Dat is de eerste reden die minister De Graaf heeft gegeven.

Mevrouw Halsema (GroenLinks):

Zou de heer Dittrich ook de volgende alinea even willen citeren?

De voorzitter:

De heer Dittrich was dat al van plan.

De heer Dittrich (D66):

Heel graag, als mevrouw Halsema mij wil laten uitpraten. De tweede reden die minister De Graaf geeft wil ik ook voorlezen, want dan is het helemaal helder. De woorden die zojuist werden uitgesproken door verschillende sprekers bij de interruptiemicrofoon zijn wat verdraaid in vergelijking met de tekst in de brief

"Ik heb vandaag ook moeten constateren dat er op een ander in het Hoofdlijnenakkoord genoemd onderdeel van de bestuurlijke vernieuwing, te weten de invoering van een nieuw kiesstelsel, geen perspectief bestaat op voldoende eenstemmigheid en draagvlak binnen de coalitie om een tastbaar resultaat te bereiken."

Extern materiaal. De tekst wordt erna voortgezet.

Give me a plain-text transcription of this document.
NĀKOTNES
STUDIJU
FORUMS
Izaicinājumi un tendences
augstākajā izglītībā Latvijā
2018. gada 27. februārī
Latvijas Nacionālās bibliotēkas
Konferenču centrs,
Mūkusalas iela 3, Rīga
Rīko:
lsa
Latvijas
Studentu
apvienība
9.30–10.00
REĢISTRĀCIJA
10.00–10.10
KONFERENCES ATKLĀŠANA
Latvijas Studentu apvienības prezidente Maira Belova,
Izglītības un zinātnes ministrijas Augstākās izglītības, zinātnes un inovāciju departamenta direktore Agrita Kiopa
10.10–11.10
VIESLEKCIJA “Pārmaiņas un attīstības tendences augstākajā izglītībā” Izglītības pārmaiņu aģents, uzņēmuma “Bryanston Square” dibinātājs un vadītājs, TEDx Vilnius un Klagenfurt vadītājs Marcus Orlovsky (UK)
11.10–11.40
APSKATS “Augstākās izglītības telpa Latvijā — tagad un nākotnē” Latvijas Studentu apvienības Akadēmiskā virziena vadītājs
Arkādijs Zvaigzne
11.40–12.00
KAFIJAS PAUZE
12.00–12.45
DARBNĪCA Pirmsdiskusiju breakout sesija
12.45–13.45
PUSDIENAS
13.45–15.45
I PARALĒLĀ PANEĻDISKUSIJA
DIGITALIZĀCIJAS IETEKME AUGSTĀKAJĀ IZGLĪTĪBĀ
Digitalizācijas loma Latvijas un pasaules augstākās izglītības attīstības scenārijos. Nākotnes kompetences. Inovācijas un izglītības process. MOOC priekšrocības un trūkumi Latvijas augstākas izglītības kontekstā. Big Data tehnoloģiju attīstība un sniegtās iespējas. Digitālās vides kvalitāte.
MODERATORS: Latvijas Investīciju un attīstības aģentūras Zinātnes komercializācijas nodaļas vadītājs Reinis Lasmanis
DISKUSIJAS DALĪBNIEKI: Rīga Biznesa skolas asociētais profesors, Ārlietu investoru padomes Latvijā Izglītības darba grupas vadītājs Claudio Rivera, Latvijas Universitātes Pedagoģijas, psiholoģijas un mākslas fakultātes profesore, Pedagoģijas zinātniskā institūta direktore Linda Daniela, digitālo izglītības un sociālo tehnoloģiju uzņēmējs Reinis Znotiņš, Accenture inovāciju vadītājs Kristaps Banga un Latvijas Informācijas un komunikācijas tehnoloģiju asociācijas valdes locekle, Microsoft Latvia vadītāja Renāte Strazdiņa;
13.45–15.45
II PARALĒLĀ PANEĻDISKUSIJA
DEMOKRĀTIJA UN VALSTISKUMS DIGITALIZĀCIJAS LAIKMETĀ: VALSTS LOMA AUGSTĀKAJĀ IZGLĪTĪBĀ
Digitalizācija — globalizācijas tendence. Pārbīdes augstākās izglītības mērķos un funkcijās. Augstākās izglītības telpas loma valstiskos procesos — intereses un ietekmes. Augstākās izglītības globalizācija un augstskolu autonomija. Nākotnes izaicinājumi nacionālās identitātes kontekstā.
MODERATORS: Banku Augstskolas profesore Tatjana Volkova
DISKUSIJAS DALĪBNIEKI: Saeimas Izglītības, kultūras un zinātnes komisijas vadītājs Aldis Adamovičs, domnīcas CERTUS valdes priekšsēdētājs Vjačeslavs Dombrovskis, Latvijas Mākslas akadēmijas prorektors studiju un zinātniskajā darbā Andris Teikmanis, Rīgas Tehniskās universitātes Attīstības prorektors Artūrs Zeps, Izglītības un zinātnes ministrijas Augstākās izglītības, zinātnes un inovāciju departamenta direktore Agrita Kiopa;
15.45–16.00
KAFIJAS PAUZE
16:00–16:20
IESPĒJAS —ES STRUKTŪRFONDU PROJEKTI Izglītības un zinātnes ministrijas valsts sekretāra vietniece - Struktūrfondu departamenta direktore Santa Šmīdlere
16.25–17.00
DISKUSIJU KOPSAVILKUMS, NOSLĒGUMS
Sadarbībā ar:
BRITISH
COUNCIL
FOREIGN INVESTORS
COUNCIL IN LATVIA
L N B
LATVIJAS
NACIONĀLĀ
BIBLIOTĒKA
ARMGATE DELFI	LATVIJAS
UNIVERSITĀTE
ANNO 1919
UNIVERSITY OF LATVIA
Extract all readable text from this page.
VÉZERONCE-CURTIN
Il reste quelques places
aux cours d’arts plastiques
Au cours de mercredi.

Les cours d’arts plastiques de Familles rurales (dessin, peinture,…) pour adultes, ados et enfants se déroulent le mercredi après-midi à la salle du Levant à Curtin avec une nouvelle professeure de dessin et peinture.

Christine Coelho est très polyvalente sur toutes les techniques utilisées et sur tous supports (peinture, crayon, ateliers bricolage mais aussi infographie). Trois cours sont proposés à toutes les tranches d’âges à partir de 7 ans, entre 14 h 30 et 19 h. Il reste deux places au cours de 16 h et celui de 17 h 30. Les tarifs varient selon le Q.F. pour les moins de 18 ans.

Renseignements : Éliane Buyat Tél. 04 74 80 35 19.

Dit citaat klopt. Het is ook zo. Er was net een debat over de vraag wat er is onderhandeld, gezegd en gedaan. Uiteraard hebben de drie fractievoorzitters van de regeringspartijen vandaag teruggeblikt op het debat van gisteren en op de manier waarop de Partij van de Arbeid zich heeft opgesteld. In dat gesprek is uiteraard gekeken naar de portefeuille van minister De Graaf. Er is over het kiesstelsel gesproken. Dat is volkomen logisch. De vraag was net of daarover is onderhandeld. Tijdens het gesprek is volkomen duidelijk geworden wat ook in het openbaar duidelijk is geworden, namelijk dat de drie coalitiepartijen op dit punt, kijkend naar het regeerakkoord, daaraan een andere invulling geven. Zij zitten niet op dezelfde lijn. Er is verschil van mening over dit onderdeel van het Hoofdlijnenakkoord. Dat kan ik hier frank en vrij zeggen. Dat is al eerder duidelijk geworden. Daar hoeven wij helemaal niet moeilijk over te doen. In die posities is geen verandering gekomen. Dat heeft minister De Graaf aanleiding gegeven om te zeggen dat hij niet voldoende perspectief ziet dat er een goed resultaat uit kan komen. Dit gevoegd bij het debat van gisteren is voor minister De Graaf reden geweest om te zeggen dat hij ermee stopt.

De heer De Wit (SP):

De heer De Graaf heeft in zijn persconferentie vier redenen genoemd. Twee staan er in de brief. Hij heeft ook gezegd dat er niet veel over zou blijven van zijn takenpakket. Hij heeft voorts gezegd dat een belangrijk element uit het regeerakkoord is weggevallen, een onderdeel dat reden was om deel te nemen aan de coalitie. Hij heeft als vierde punt genoemd dat hij vandaag heeft afgetast, gesondeerd of hoe men het ook wil noemen, of er steun was voor het kiesstelsel binnen de coalitie. Hij heeft geconstateerd dat die steun binnen de coalitie onvoldoende was.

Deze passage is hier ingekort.